Le cardinal Mezzofanti parlait la langue flamande, et il eut plus d'une fois occasion de faire preuve de la connaissance qu'il avait de ses divers dialectes. On a de bonnes raisons de supposer qu'il apprit cette langue en conversant avec les élèves du collége belge de Bologne, fondé par un orfèvre bruxellois nommé Jacobs, qui après avoir fait fortune à Bologne, fonda des bourses en faveur des jeunes Bruxellois qui viendraient étudier à la célèbre université italienne. Le cardinal Mezzofanti parlait avec beaucoup de précision le dialecte bruxellois, et ce fait pourrait trouver son explication dans ses rapports fréquents avec les habitants de l'établissement bolonais. Quoi qu'il en soit de cette explication, on a remarqué que la langue flamande dont usait ordinairement le savant prélat envers ses visiteurs belgès, portait fort souvent l'empreinte de la langue allemande et se rapprochait ainsi du dialecte parlé à Maestricht et dans les localités voisines de la Prusse. Il est du reste permis de supposer que le cardinal, connaissant très-bien l'allemand et l'ayant sans doute parlé plus souvent que le flamand, son langage ait dû se rapprocher du premier de ces deux idiomes. Toujours est-il qu'il était au courant des discussions qui ont lieu sur les rapports des diverses langues germaniques entre elles et sur les tentatives d'améliorer la langue flamande, sans la confondre avee le hollandais.

Le cardinal accédait volontiers à la demande des étrangers qui lui rendaient visite de conserver quelques lignes de son écriture dans la langue même qui avait servi à leur entretien, et il avait toujours à sa disposition des images sur lesquelles il

écrivait des sentences, de courtes prières ou même de petites pièces de vers. D'autres fois c'était sur l'album même des voyageurs qu'il inscrivait ces précieux témoignages de sa science et de son affabilité, qui sont presque tous demeurés inconnus. La rareté des œuvres laissées par lui doit faire savoir gré à M. Wap d'avoir inséré dans sa relation de voyage les vers hollandais que le cardinal inscrivit sur son album le 19 avril 1837 1. Il est à remarquer que dans la bibliothèque de Mezzofanti la langue flamande n'est représentée que par un seul ouvrage, la traduction de l'Imitation de J.-C. publiée à Malines en 1843 par M. le chanoine David; sous la rubrique des livres hollandais, qui sont assez nombreux, on a placé plusieurs ouvrages flamands de Conscience, Pieters, Van Duyse et Van den Nest.

Le cardinal accompagnait toutes ces études philologiques de l'étude des monuments les plus importants qui existent dans chacune des langues dont il se rendait maitre.
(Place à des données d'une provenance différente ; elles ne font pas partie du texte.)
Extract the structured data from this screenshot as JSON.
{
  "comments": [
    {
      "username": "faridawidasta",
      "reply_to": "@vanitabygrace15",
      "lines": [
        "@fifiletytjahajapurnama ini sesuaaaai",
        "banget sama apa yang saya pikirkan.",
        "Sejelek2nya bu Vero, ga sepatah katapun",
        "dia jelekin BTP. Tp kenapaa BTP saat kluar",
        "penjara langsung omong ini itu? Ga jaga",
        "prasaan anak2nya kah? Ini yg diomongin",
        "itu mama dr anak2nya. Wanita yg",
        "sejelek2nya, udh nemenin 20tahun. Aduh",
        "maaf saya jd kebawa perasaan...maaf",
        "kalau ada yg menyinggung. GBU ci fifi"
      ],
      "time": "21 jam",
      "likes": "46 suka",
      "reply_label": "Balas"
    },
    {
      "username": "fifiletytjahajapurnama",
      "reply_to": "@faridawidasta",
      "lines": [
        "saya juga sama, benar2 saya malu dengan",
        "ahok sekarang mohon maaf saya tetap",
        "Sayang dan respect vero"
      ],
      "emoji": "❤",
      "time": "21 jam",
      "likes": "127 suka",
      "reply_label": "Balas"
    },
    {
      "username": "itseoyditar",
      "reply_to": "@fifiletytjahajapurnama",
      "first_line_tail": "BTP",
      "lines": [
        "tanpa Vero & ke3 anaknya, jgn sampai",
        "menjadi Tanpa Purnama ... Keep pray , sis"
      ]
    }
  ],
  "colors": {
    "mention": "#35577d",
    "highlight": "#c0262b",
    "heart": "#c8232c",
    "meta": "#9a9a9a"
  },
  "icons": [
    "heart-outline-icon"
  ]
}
Aussi était-il aussi versé dans l'histoire, la philosophie, la mythologie des grandes contrées de l'Orient, que dans la connaissance du syriaque, du persan, de l'arabe, du copte, du sanscrit et du chinois. Il tenait à se pénétrer du génie particulier à chacun de ces idiomes par l'étude des peuples qui s'en servent. II aurait cru n'avoir fait que d'insuffisantes recherches s'il n'avait pu dominer chaque idiome avec assez de puissance pour y réaliser facilement des compositions poétiques de tout genre; il ne lui suffisait pas d'exercer cette faculté sur les langues des plus grandes nations, il était parvenu à rendre avec une expression pleine de naturel les chants des Lapons, des Samoïèdes, des bandes errantes des Kamtchatka, des Tartares usbecks, des Cosaques, des Turcomans et des peuples qui habitent les bords de la mer Caspienne et les monts. Ourals.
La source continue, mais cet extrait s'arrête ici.